Şu bir gerçek ki Ülkelerin lokomotif sektörleri inşaat sektörlerdir.
Ekonomik Büyüme ile GSMH’nın artması bu sektöre bağlı
O durursa sanayi duruyor.Üretim duruyor.
İstihdam duruyor.
“İnşaat sektörü yalnız başına bina ya da altyapı tesislerini yapmakla kalmıyor. Birbirinden farklı 200’den fazla sanayi sektörünü, ana, yan ve alt sektörü etkiliyor.
Sektörün yoğun etkileşim içinde olduğu alt sektörleri şu şekilde sıralayabiliriz:
Yurtiçi müteahhitlik hizmetleri ve belgelendirme, yurtdışı müteahhitlik hizmetleri, teknik müşavirlik hizmetleri, gayrimenkul, finans, iş ve inşaat makineleri, inşaat malzemeleri sanayisi.Diğer yandan inşaat malzemeleri sanayii de şu başlıklarda incelenebilir:
Çimento, hazır beton, prefabrikasyon, seramik, tuğla ve kiremit, bims (ponza ve süngertaşı), alçı, kireç, gazbeton, cam, demirçelik, boru, alüminyum, ahşap, plastik, boya, doğal taşlar, yalıtım, çatı kaplama malzemeleri, ısıtma-soğutma-havalandırma, asansör, aydınlatma, mutfak ve banyo, mobilya. Kum, kil ,çakıl ve taşocakçılığı.Alüminyum ve pvc. Sanayi.
Peki Kaportacıya ,Lastikçiye ,Restorantçı, Dönerci, Marangoza ,Benzinciye olan etkilerini yok sayabilirmiyiz.
Elektrik ile ilgili sektöre yada Beyaz eşyaya…
Bugün ülkemiz için büyük bir gelir kaynağı olan Eğitime.
Üniversiteler için yapılan binalara ,yurtlara alınan yüzlerce halı ,şilte,çatal kaşıktan tutunda perdesine, ısıtma gereçlerine kadar bunları imal eden satan her sektöre etkisi olduğu bir gerçek.
İşte bunları tetikleyen inşaat sektörü ülkemizde son yıllarda farklı sebeplerden durgunluk yaşıyor.
İnşaat müteahhitleri birliği aylardır uyarıyor. Gürcafer “Muhaceret Affı hususunda kafa yormak artık kaçınılmaz oldu dedi. Çünkü sistem insanları daha fazla kaçak kullanmaya itiyor dedi. En ufak hatadan dolayı cezaya düşen bir işçi sistem tarafından kötüye sürükleniyor”.
Ekonomi kötü durumda. Çalıştıracak işçi bulamıyoruz dedi.

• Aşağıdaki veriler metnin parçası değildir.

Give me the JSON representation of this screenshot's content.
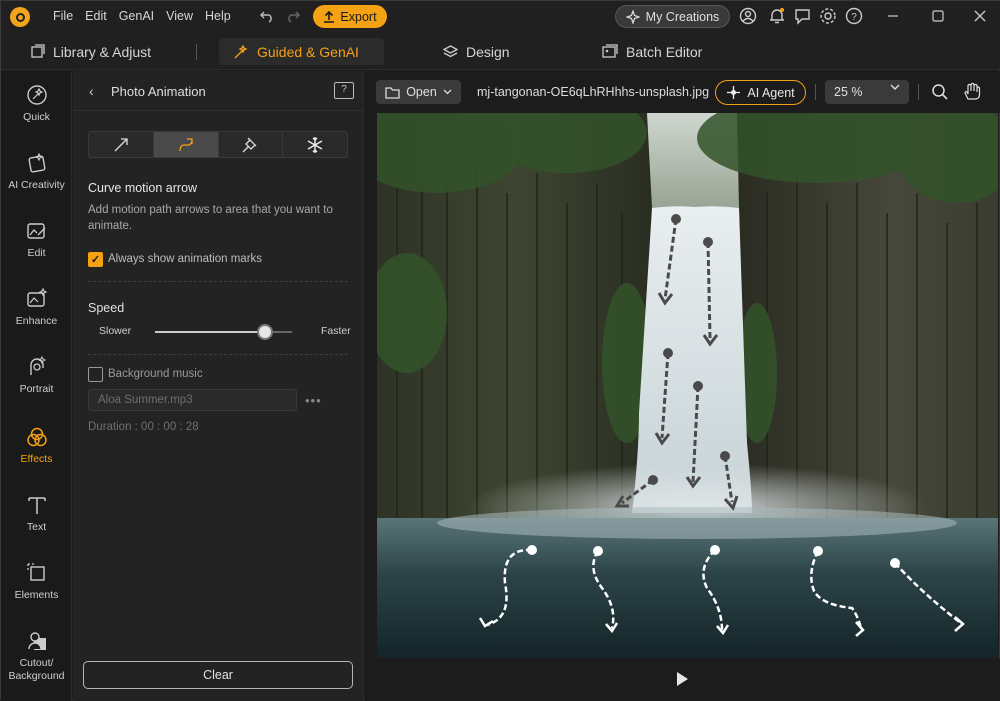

Hükümet bu sıkıntıları değerlendirerek bir adım attı ve yasa gücünde kararname ile genel af çıkardı.
Bu duruma birçok çevreden olumlu mesajlar gelirken CTP yasa gücünde kararnamelerin ancak ekonomik konularda ivedilik olması halinde çıkarılabileceğine vurgu yaparak bu affın çıkarılması için ekonomik konularda ivedilik olmadığı gerekçesi ile Anayasa mahkemesine başvurmayı düşündüğünü açıkladı.

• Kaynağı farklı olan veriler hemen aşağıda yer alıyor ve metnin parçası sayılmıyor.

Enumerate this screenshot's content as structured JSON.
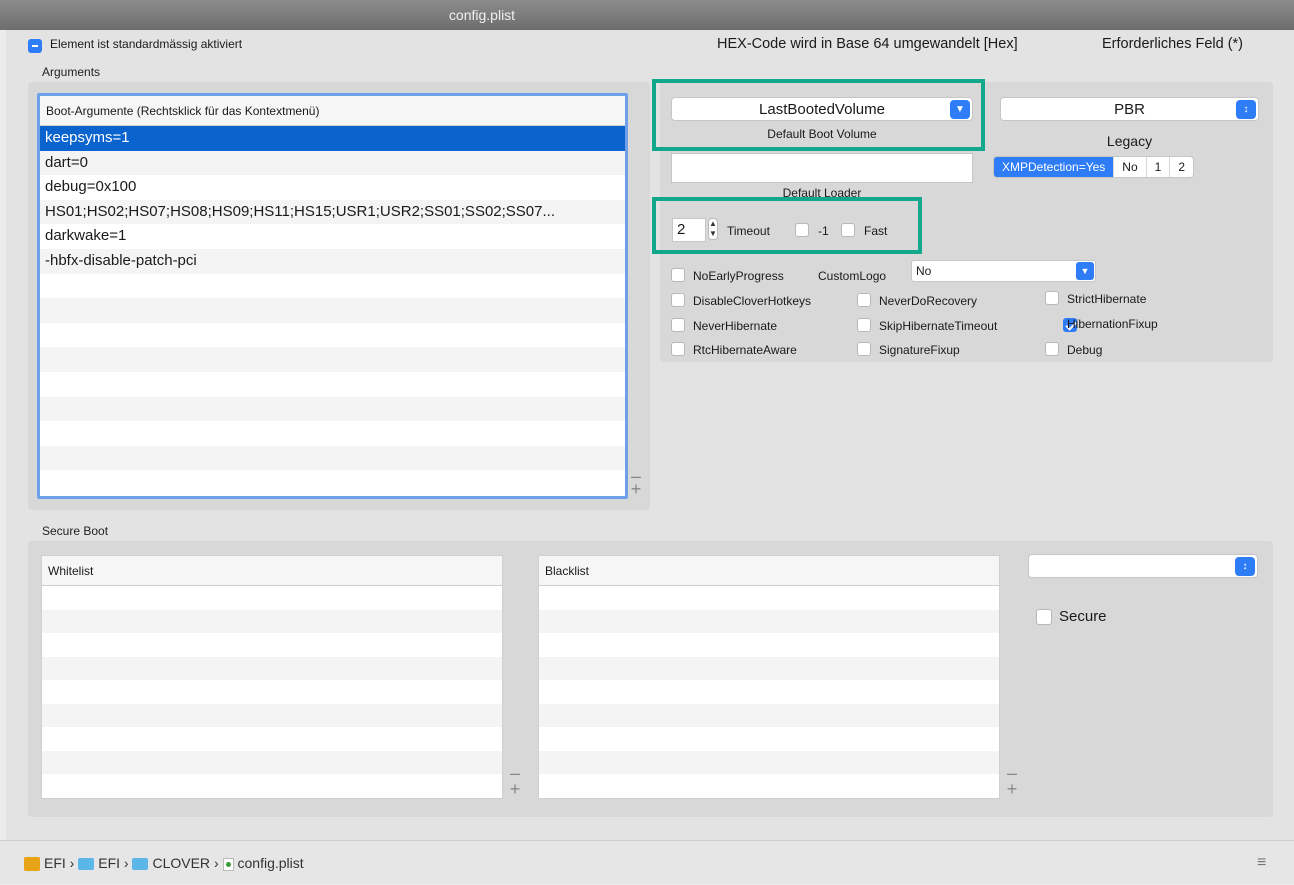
{
  "window": {
    "title": "config.plist"
  },
  "header": {
    "legend_default": "Element ist standardmässig aktiviert",
    "legend_hex": "HEX-Code wird in Base 64 umgewandelt [Hex]",
    "legend_required": "Erforderliches Feld (*)"
  },
  "arguments": {
    "section_label": "Arguments",
    "list_header": "Boot-Argumente (Rechtsklick für das Kontextmenü)",
    "items": [
      "keepsyms=1",
      "dart=0",
      "debug=0x100",
      "HS01;HS02;HS07;HS08;HS09;HS11;HS15;USR1;USR2;SS01;SS02;SS07...",
      "darkwake=1",
      "-hbfx-disable-patch-pci"
    ],
    "selected_index": 0
  },
  "boot": {
    "default_volume_value": "LastBootedVolume",
    "default_volume_label": "Default Boot Volume",
    "legacy_value": "PBR",
    "legacy_label": "Legacy",
    "default_loader_value": "",
    "default_loader_label": "Default Loader",
    "xmp_options": [
      "XMPDetection=Yes",
      "No",
      "1",
      "2"
    ],
    "xmp_selected": "XMPDetection=Yes",
    "timeout_value": "2",
    "timeout_label": "Timeout",
    "minus1_label": "-1",
    "fast_label": "Fast",
    "custom_logo_label": "CustomLogo",
    "custom_logo_value": "No",
    "flags": {
      "no_early_progress": {
        "label": "NoEarlyProgress",
        "checked": false
      },
      "disable_clover_hotkeys": {
        "label": "DisableCloverHotkeys",
        "checked": false
      },
      "never_do_recovery": {
        "label": "NeverDoRecovery",
        "checked": false
      },
      "strict_hibernate": {
        "label": "StrictHibernate",
        "checked": false
      },
      "never_hibernate": {
        "label": "NeverHibernate",
        "checked": false
      },
      "skip_hibernate_timeout": {
        "label": "SkipHibernateTimeout",
        "checked": false
      },
      "hibernation_fixup": {
        "label": "HibernationFixup",
        "checked": true
      },
      "rtc_hibernate_aware": {
        "label": "RtcHibernateAware",
        "checked": false
      },
      "signature_fixup": {
        "label": "SignatureFixup",
        "checked": false
      },
      "debug": {
        "label": "Debug",
        "checked": false
      }
    }
  },
  "secure_boot": {
    "section_label": "Secure Boot",
    "whitelist_header": "Whitelist",
    "blacklist_header": "Blacklist",
    "policy_value": "",
    "secure_label": "Secure"
  },
  "path_bar": {
    "items": [
      "EFI",
      "EFI",
      "CLOVER",
      "config.plist"
    ],
    "separator": "›"
  },
  "colors": {
    "accent": "#2e7cf6",
    "selection": "#0b63ce",
    "highlight_box": "#13a78b"
  }
}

Açıkçası açıklama sırf muhalefet olsun diye yapılmış gibi duruyor.Bunu bizde söylemiştik diyerek 3 ay öncesine kadar hükümette olduklarını unutarak yapılmış bir açıklama olarak göze batıyor.
Açıklamanın altında herhangi bir imza yok.

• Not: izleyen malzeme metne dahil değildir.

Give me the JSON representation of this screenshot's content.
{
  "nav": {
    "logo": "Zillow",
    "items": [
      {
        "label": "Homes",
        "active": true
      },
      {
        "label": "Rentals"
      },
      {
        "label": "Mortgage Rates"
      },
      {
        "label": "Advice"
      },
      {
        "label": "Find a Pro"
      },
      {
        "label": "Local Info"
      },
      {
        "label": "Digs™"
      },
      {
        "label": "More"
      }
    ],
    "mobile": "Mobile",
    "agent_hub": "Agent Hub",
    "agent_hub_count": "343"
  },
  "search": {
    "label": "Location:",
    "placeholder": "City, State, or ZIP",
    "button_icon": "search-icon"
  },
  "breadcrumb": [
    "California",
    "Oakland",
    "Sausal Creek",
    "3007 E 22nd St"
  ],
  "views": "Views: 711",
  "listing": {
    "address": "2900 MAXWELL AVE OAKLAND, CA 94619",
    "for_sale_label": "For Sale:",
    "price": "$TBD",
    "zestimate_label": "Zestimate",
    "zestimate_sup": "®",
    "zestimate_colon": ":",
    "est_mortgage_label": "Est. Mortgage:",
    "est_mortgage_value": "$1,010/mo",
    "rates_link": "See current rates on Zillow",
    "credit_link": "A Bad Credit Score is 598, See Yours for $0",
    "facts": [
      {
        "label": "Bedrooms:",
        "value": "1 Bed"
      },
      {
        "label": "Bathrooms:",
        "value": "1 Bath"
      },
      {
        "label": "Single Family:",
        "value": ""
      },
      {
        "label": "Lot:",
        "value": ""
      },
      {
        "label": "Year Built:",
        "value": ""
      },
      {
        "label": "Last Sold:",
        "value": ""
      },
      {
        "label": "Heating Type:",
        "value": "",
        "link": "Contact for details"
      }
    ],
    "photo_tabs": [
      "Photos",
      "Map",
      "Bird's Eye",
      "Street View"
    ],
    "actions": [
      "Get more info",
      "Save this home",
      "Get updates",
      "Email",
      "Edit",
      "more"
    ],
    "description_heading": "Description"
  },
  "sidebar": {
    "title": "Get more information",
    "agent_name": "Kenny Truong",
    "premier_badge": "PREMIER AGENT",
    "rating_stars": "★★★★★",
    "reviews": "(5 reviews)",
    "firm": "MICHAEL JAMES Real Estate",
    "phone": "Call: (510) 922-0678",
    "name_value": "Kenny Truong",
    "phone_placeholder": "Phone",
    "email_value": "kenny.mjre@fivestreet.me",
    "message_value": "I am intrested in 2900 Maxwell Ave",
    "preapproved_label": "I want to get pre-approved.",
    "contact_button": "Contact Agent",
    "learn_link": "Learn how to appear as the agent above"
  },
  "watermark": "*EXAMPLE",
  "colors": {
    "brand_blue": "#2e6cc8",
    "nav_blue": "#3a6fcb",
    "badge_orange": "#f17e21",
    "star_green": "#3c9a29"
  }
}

Kendi web sitelerinden yayınladıkları için herhalde gerekmiyor.
Belkide siteleri hacklenmiştir diye birdaha baktım.Ama bu konuda bir uyarı yok.Açıklama böyle.Yinede kendilerine uyarım olsun.Sitelerinde böyle bir açıklama bulunuyor.
Tabii konu şu ki Teoride iyi olmak yetmiyor esas olan zamanı geldiğinde yazdıklarınızı, çizdiklerinizi pratikte hayata geçirmektir.